Inside the ministry itself, the disconnection was palpable. Early in her tenure, Lincolao held an all-staff meeting via Zoom—while everyone, including herself, sat in the same building. Dozens of workers logged in from their offices while the minister remained in hers, addressing them through a screen. The anecdote circulated as a metaphor for a distant, unpolitical, and fundamentally alien approach to institutional culture. "She doesn't have the codes," someone who had met with her directly observed. "She doesn't understand how the state works, and doesn't seem particularly interested in learning." Lincolao came not from the scientific, academic, or university world but from digital entrepreneurship and technology applications in the United States. That background appeared to be the source of her vision: she seemed to believe the ministry should operate like a startup. "But a country is not a startup," the observation went. The fear taking shape across the scientific ecosystem was that Chile was beginning to replace a knowledge-development policy with a radicalized market logic, where science held value only if it produced immediate profit.

She doesn't see value in science. All science has to produce economic impact. If it doesn't make money, it simply doesn't work.
— Innovation sector source on the minister's approach
This government broke a transversal line of cooperation that Chile had sustained for years. The strategic weight of science in international relations is not understood.
— Ministry source familiar with scientific diplomacy
La Conversación del Hearth Otra perspectiva de la historia
Inventor

Why does it matter how a science minister thinks about the purpose of science?

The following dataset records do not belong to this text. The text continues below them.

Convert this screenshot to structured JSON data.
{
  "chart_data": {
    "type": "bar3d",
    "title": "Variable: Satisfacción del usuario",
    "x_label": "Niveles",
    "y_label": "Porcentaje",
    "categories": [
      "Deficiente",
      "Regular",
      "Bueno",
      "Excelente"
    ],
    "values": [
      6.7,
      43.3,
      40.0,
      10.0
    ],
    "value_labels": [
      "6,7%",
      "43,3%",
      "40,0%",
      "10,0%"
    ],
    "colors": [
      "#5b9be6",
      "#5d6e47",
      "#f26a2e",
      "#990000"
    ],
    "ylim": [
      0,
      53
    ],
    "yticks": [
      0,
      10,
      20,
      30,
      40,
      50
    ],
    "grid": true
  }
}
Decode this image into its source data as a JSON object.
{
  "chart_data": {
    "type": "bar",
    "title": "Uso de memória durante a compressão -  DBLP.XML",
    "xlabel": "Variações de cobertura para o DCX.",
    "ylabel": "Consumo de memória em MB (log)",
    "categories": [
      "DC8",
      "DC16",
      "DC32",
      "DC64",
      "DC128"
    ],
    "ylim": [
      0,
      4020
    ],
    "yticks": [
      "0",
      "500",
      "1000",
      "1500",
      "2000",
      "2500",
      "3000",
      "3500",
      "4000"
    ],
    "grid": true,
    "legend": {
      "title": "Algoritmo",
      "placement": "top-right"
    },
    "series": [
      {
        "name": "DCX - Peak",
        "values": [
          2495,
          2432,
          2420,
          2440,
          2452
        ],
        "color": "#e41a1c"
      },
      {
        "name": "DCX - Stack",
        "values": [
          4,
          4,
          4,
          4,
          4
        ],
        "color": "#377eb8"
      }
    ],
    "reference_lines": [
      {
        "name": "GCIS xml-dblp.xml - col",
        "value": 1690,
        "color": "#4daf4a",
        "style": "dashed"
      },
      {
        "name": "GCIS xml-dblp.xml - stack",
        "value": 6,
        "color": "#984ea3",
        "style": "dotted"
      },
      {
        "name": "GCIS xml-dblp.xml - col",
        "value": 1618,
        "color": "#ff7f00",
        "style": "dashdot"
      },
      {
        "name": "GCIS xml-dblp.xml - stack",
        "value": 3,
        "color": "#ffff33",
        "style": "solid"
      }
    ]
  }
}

Isn't the goal always to produce useful results?

Model

Because science isn't just about immediate utility. Basic research—the kind that doesn't have a clear commercial application—often leads to breakthroughs decades later. If you only fund what's profitable right now, you lose the foundation that makes future innovation possible.

Inventor

But couldn't a startup mentality actually make things more efficient? Cut waste, move faster?

Model

Efficiency and speed work in some contexts. But they destroy others. You can't rush a university's capacity to train the next generation of researchers. You can't speed up the diplomatic relationships that let countries collaborate on big problems. A startup fails, you learn, you move on. A broken scientific institution takes decades to rebuild.

Inventor

What's the actual damage from the Franco-Chilean AI center stalling?

Model

It's not just one project. It signals that Chile is stepping back from being a serious scientific partner. France invested. They expected reciprocal commitment. When that doesn't materialize, other countries notice. The next time Chile wants to collaborate on something ambitious, there's hesitation.

Inventor

Is the minister simply inexperienced, or is this ideological?

Model

Both, probably. But ideology matters more here. You can learn how government works. What's harder to change is a fundamental belief that science only has value if it makes money. That belief shapes every decision downstream.

Inventor

What would need to happen for this to change?

Model

Either the minister would need to genuinely understand what she's managing—which seems unlikely given how she's approached the role—or there would need to be enough pressure from the scientific community and the government itself that her approach becomes untenable. Right now, she's isolated but still in place.